Incrível como o roteiro escrito por Michael
Green e Hampton Fancher (este último, um dos roteiristas do primeiro filme)
consegue dar continuidade louvável à trama do cultuado “Blade Runner-O Caçadorde Andróides” sem, no entanto, cair na fácil armadilha de esclarecer alguns dos
mistérios que fizeram a fama tão perene do filme original.
Dirigido por Denis Villeneuve que substitui Ridley
Scott com perícia e propriedade, “Blade Runner 2049” mergulha nas questões
profundas que enriqueciam e engrandeciam o filme anterior: O limite entre o que
é sintético e o que é orgânico, entre o artificial e o natural, e a capacidade
assombrosa e quantitativa que a tecnologia tem para apagar essas fronteiras.
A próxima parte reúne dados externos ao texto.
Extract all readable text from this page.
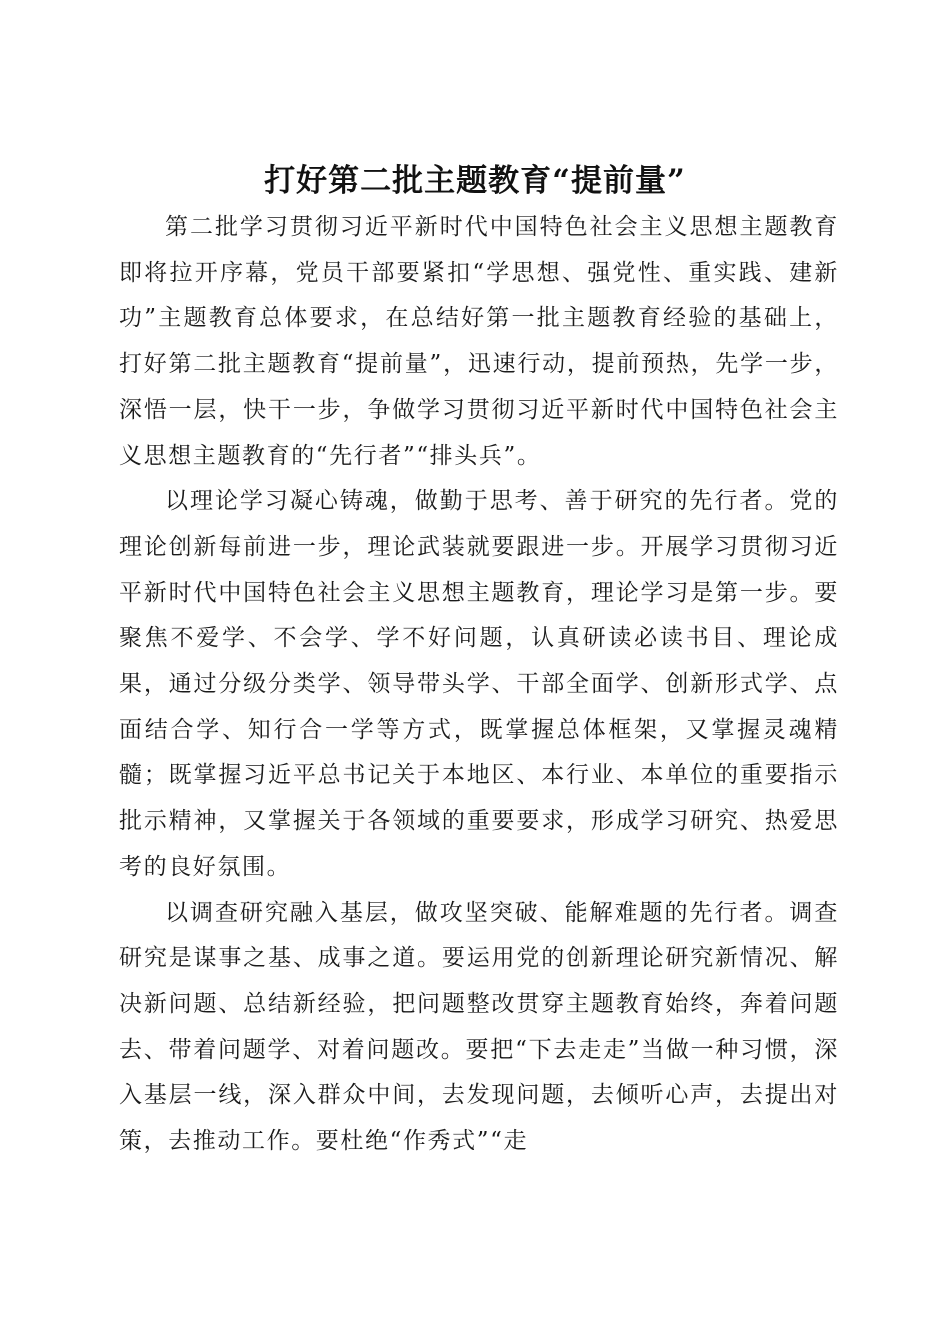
打好第二批主题教育“提前量”

第二批学习贯彻习近平新时代中国特色社会主义思想主题教育即将拉开序幕，党员干部要紧扣“学思想、强党性、重实践、建新功”主题教育总体要求，在总结好第一批主题教育经验的基础上，打好第二批主题教育“提前量”，迅速行动，提前预热，先学一步，深悟一层，快干一步，争做学习贯彻习近平新时代中国特色社会主义思想主题教育的“先行者”“排头兵”。

以理论学习凝心铸魂，做勤于思考、善于研究的先行者。党的理论创新每前进一步，理论武装就要跟进一步。开展学习贯彻习近平新时代中国特色社会主义思想主题教育，理论学习是第一步。要聚焦不爱学、不会学、学不好问题，认真研读必读书目、理论成果，通过分级分类学、领导带头学、干部全面学、创新形式学、点面结合学、知行合一学等方式，既掌握总体框架，又掌握灵魂精髓；既掌握习近平总书记关于本地区、本行业、本单位的重要指示批示精神，又掌握关于各领域的重要要求，形成学习研究、热爱思考的良好氛围。

以调查研究融入基层，做攻坚突破、能解难题的先行者。调查研究是谋事之基、成事之道。要运用党的创新理论研究新情况、解决新问题、总结新经验，把问题整改贯穿主题教育始终，奔着问题去、带着问题学、对着问题改。要把“下去走走”当做一种习惯，深入基层一线，深入群众中间，去发现问题，去倾听心声，去提出对策，去推动工作。要杜绝“作秀式”“走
Se a capacidade de sentir emoções era a
diferença entre humanos e máquinas em 9 entre 10 filmes de ficção científica
com esse enredo, não é no primoroso trabalho de Villeneuve: Os replicantes –andróides
feitos de carne e osso que no filme original, passado em 2019, trinta anos
antes deste, se rebelaram contra os criadores –já a muito desenvolveram
capacidade para sentir; como é explicitado na relação de afetuosidade doméstica
entre o personagem de Ryan Gosling e a inteligência artificial vivida pela
absurdamente deliciosa Ana De Armas (de “Bata Antes de Entrar”), e já era
mostrado também no filme original, no relacionamento relutante, porém intenso
entre Deckard (Harrison Ford) e Rachel (Sean Young).
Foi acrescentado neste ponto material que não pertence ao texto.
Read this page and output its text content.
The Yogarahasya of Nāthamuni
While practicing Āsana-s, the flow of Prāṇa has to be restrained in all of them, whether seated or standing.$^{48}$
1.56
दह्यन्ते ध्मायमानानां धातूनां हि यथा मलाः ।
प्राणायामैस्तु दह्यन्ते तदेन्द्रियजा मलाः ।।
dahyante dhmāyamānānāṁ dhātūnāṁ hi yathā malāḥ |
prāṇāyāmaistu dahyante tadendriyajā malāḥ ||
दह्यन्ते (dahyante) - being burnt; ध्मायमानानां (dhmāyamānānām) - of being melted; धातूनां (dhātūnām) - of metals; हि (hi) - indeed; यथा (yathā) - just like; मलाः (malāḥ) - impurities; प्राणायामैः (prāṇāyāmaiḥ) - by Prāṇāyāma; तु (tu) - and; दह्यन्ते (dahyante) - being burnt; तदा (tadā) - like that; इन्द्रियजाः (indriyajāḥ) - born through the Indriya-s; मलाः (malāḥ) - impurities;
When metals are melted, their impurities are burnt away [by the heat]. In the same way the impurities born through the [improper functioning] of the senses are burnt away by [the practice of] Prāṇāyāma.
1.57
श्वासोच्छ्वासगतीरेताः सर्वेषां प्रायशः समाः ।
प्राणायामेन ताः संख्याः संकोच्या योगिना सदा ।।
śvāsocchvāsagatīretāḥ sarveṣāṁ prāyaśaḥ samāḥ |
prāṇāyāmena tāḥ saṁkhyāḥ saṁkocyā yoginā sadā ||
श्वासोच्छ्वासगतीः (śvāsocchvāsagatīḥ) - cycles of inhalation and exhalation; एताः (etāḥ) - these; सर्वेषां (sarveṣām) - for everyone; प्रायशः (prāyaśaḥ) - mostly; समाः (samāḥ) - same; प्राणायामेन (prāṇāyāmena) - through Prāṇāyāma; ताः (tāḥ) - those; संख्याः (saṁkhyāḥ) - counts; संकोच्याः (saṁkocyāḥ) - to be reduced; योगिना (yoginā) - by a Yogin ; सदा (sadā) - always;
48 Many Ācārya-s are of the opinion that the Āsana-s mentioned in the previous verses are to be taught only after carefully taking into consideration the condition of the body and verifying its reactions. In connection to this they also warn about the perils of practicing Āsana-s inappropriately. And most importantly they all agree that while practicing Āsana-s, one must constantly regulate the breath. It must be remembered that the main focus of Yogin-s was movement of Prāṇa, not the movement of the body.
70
A grande diferença –ao menos, muitos presumiam –era
o fato de que humanos, como todas as outras formas de vida orgânica, podem procriar.
Contudo, quando o Oficial K (Ryan Gosling,
extraordinário) descobre os restos mortais de Rachel e, numa autópsia
minuciosamente futurística, fica evidente que a replicante do filme anterior
morreu ao dar a luz (!), descobre-se a abertura de um precedente para colocar
os replicantes em pé de igualdade com os humanos (e sendo assim, confrontá-los,
na possibilidade de uma devastadora guerra civil). As ordens de K dadas por sua
chefe (Robin Wright) são então para consumir com todas as provas e testemunhas,
incluindo aí encontrar o paradeiro do ex-blade runner Deckard, pai do filho
desaparecido de Rachel.
É uma corrida contra o tempo: Atrás de Deckard e
de seu segredo, por inúmeras razões existenciais e políticas, está também o
inventor e milionário Niander Wallace (Jared Leto), uma espécie de herdeiro do
legado da Tyrell Corporation, que coloca, no encalço de K, a fria e implacável
Luv (Sylvia Hoeks, uma das grandes antagonistas do ano).
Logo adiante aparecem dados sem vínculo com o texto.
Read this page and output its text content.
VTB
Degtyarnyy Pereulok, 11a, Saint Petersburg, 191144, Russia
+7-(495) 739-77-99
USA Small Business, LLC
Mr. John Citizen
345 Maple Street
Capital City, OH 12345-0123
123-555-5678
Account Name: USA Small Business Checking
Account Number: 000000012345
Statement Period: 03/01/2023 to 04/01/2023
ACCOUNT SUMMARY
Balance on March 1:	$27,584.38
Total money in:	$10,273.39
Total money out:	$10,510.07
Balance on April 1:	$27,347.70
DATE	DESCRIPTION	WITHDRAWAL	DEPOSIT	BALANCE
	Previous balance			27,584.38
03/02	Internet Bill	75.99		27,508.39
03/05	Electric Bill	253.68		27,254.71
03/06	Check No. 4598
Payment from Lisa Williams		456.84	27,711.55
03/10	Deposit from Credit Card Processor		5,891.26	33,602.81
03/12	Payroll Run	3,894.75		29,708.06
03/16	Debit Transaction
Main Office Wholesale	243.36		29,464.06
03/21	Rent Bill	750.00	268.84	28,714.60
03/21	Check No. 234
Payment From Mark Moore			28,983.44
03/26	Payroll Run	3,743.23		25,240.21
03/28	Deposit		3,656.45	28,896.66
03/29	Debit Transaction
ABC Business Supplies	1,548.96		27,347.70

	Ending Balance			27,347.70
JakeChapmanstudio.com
E dizer mais entra no perigoso terreno em que
se entrega demais a trama cujas reviravoltas são tão geniais e inesperadas
quanto a força do cinema de Villeneuve.
Eram poucos, hoje, os cineastas verdadeiramente
capazes de criar uma continuidade válida para o seminal trabalho que Scott
entregou em 1982 (nem o próprio Ridley Scott foi capaz de fazê-lo,
pré-sequenciando seu “Alien” de maneira vulgar e insatisfatória com “Prometheus”
e “Alien-Covenant”), certamente, muitos foram os que temeram o resultado.
Entretanto, Villeneuve abraça o material com a
mesma tenacidade com a qual moldou em “A Chegada” uma das melhores ficções dos
últimos anos: “Blade Runner 2049” amplia o escopo do fabuloso e caótico mundo
futurista visto no original (agora, não só Los Angeles é vista –numa recriação
e ampliação fenomenal dos cenários do primeiro filme –como também vemos os
inacreditáveis escombros a perder de vista em Detroit, e o deserto radioativo e
abandonado de Las Vegas), dá uma seqüência natural, inteligente e reflexiva à
sua trama, honra todas as suas questões mostrando-se tão fascinante quanto e
deixa, ao fim, ainda mais perguntas do que respostas –é, pois, um espécime raro
no mainstream hollywoodiano, um filme que instiga, impõe questionamentos e
reflexões, e nos leva a pensar acerca de nossa humanidade e de suas mais ínfimas
imbricações.
Ele supera ainda o
original, numa questão bastante inesperada: No afeto que Villeneuve e sua
técnica prodigiosa capturam entre seus diversos personagens, nos flagrantes de
vínculos que os fazem humanos e lembram, em pormenores poderosos, a importância
fundamental da vida e o poder inigualável do amor.